A few months ago I started college and that incurred understandable anxiety as I am in a new place with brand new people. As a result of that I noticed my anorexia began to flare up. My whole life I have issues with eating from being supersize to skeletal which I why it’s a crutch I constantly return to in times of stress.
However recently I changed my way of thinking about my body to try and combat this problem. If you really think about it, our bodies are incredible. We are born with everything we need to have an incredible life. Every time we get sick or injured the body automatically heals itself. It lets us know when we are tired, hungry and cold. Its main job in life is to protect us and yet for most of my life I have hated my body.
I have debased, denied and defiled my body for years. When I was younger I would force food into myself to ignore my problems. I stuffed the contours of my cheeks with carbs and calories to hide behind a large wobbly shield. For years I was overweight punishing my body denying it nutrition and exercise. I hated myself and therefore felt I should look the part. And yet my body did not fail me, it never stopped working and though my heart had to pump twice as hard for half as much it never let me down.
Years moved on and I began to hate my body more and more. I began to starve myself. I watched my stomach shrink and saw my bones protrude under translucent flesh. I heard my teeth click and my chest concave. I lost all the things I thought I had hated about myself and yet my opinions had not changed. Instead of despising fat rolls I cursed my ribs. My stomach was gone replaced by gurgles and groans that betrayed me. My eyes sunk and my hair fell from a head too large for its holder. Still I was disgusted by myself and I began to realise how I looked had nothing to do with how I felt.
People talk about defining moments in their lives, moments where they realise what they want and who they are. For some people every day is a definitive day and they are blessed with an abundance of epiphanies. I am not this kind of person and yet I have had a moment that I can never forget as it is the moment that saved my life.
It was about a year ago that I was at the height of my anorexia. I could go days without eating a proper meal and whenever I did they were quickly followed by trips to the bathroom. One night I decided to take a bath. I lowered my frail flimsy body into the boiling water and attempted to scrub the disgust off my beaten broken body. The steam swirled its way into my subconscious and trickled down my thoughts. I began to feel faint, lose feeling and slowly silently slipped underneath the water.
I woke quickly as my throat burned and my eyes stung and yet I didn’t move. My mind betrayed me as sinful thoughts seduced me. ‘Stay’, they whispered ‘life’s too long, too hard for you’. And in that moment I believed them. I was going to lie there and drift away from my pain and suffering.
However something miraculous occurred. My body, the one I had abused and abandoned forced me to live. My skeletal fingers clutched the porcelain coffin and heaved my wet weak body from the depths. My lungs sucked in deep breaths as my chest quivered and shook. I was alive. I lay my pounding head on porcelain tiles and watched the tears trickle onto the floor. It was that moment I realised my body was there to help me not hurt me. I had survived on instinct not intellect.

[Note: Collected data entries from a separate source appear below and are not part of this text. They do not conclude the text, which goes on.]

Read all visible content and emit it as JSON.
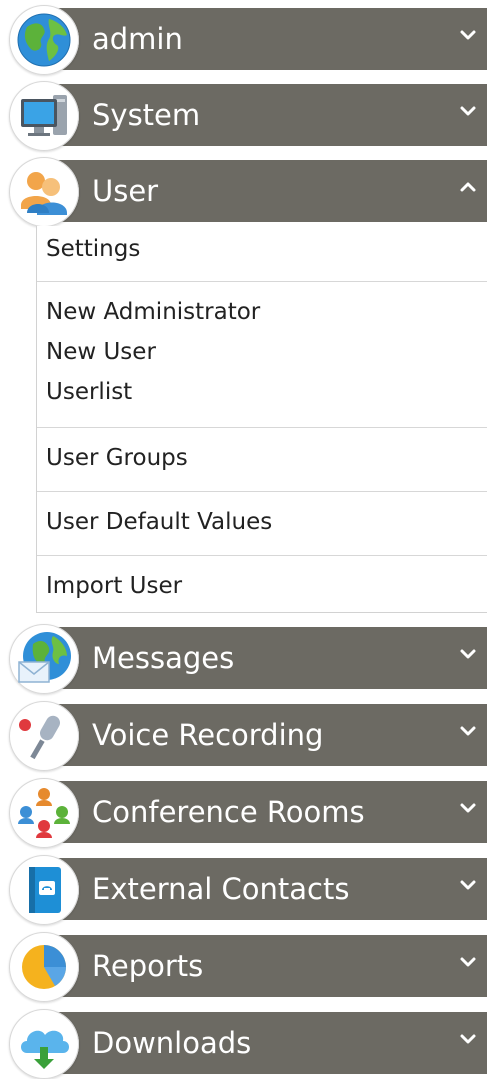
{
  "colors": {
    "header_bg": "#6c6a63",
    "header_text": "#ffffff",
    "submenu_text": "#222222",
    "divider": "#d7d7d7"
  },
  "menu": {
    "admin": {
      "label": "admin",
      "icon": "globe-icon",
      "state": "collapsed"
    },
    "system": {
      "label": "System",
      "icon": "computer-icon",
      "state": "collapsed"
    },
    "user": {
      "label": "User",
      "icon": "users-icon",
      "state": "expanded"
    },
    "messages": {
      "label": "Messages",
      "icon": "globe-mail-icon",
      "state": "collapsed"
    },
    "voice": {
      "label": "Voice Recording",
      "icon": "microphone-icon",
      "state": "collapsed"
    },
    "conference": {
      "label": "Conference Rooms",
      "icon": "people-circle-icon",
      "state": "collapsed"
    },
    "contacts": {
      "label": "External Contacts",
      "icon": "address-book-icon",
      "state": "collapsed"
    },
    "reports": {
      "label": "Reports",
      "icon": "pie-chart-icon",
      "state": "collapsed"
    },
    "downloads": {
      "label": "Downloads",
      "icon": "cloud-download-icon",
      "state": "collapsed"
    }
  },
  "user_submenu": {
    "settings": "Settings",
    "new_administrator": "New Administrator",
    "new_user": "New User",
    "userlist": "Userlist",
    "user_groups": "User Groups",
    "user_default_values": "User Default Values",
    "import_user": "Import User"
  }
}
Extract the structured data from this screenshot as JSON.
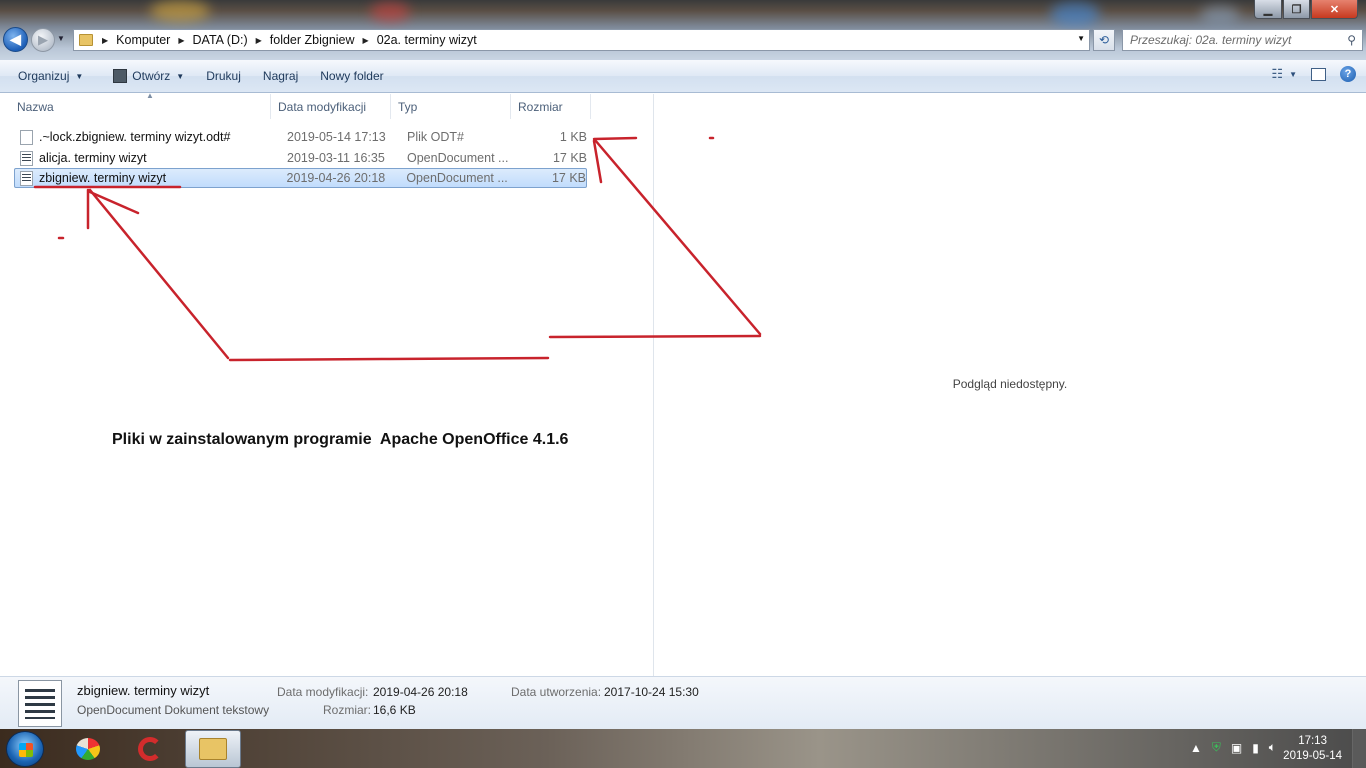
{
  "window": {
    "controls": {
      "minimize": "▁",
      "maximize": "❐",
      "close": "✕"
    }
  },
  "address": {
    "crumbs": [
      "Komputer",
      "DATA (D:)",
      "folder Zbigniew",
      "02a. terminy wizyt"
    ]
  },
  "search": {
    "placeholder": "Przeszukaj: 02a. terminy wizyt"
  },
  "toolbar": {
    "organize": "Organizuj",
    "open": "Otwórz",
    "print": "Drukuj",
    "burn": "Nagraj",
    "new_folder": "Nowy folder"
  },
  "columns": {
    "name": "Nazwa",
    "date": "Data modyfikacji",
    "type": "Typ",
    "size": "Rozmiar"
  },
  "files": [
    {
      "name": ".~lock.zbigniew. terminy wizyt.odt#",
      "date": "2019-05-14 17:13",
      "type": "Plik ODT#",
      "size": "1 KB",
      "icon": "blank-file-icon"
    },
    {
      "name": "alicja. terminy wizyt",
      "date": "2019-03-11 16:35",
      "type": "OpenDocument ...",
      "size": "17 KB",
      "icon": "odt-file-icon"
    },
    {
      "name": "zbigniew. terminy wizyt",
      "date": "2019-04-26 20:18",
      "type": "OpenDocument ...",
      "size": "17 KB",
      "icon": "odt-file-icon",
      "selected": true
    }
  ],
  "preview": {
    "text": "Podgląd niedostępny."
  },
  "annotation": {
    "caption": "Pliki w zainstalowanym programie  Apache OpenOffice 4.1.6",
    "color": "#c8232c"
  },
  "details": {
    "name": "zbigniew. terminy wizyt",
    "type": "OpenDocument Dokument tekstowy",
    "modified_label": "Data modyfikacji:",
    "modified_value": "2019-04-26 20:18",
    "size_label": "Rozmiar:",
    "size_value": "16,6 KB",
    "created_label": "Data utworzenia:",
    "created_value": "2017-10-24 15:30"
  },
  "taskbar": {
    "apps": [
      "paint-icon",
      "ccleaner-icon",
      "explorer-icon"
    ],
    "clock_time": "17:13",
    "clock_date": "2019-05-14"
  }
}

My body was never the problem, in fact it is the solution. It is what supports me and allows me to live. I mistreated my body for years and it never let me down. If anyone had spoken to me the way I did to myself I would have been appalled. So why is it acceptable for me to talk to myself that way?
I am learning to love my body, to value strength over skin. So many people these days are obsessed with finding the perfect body. The search is over for me. I have found it. It’s the one I was given.
The perfect body protects you and loves you too. Love it back.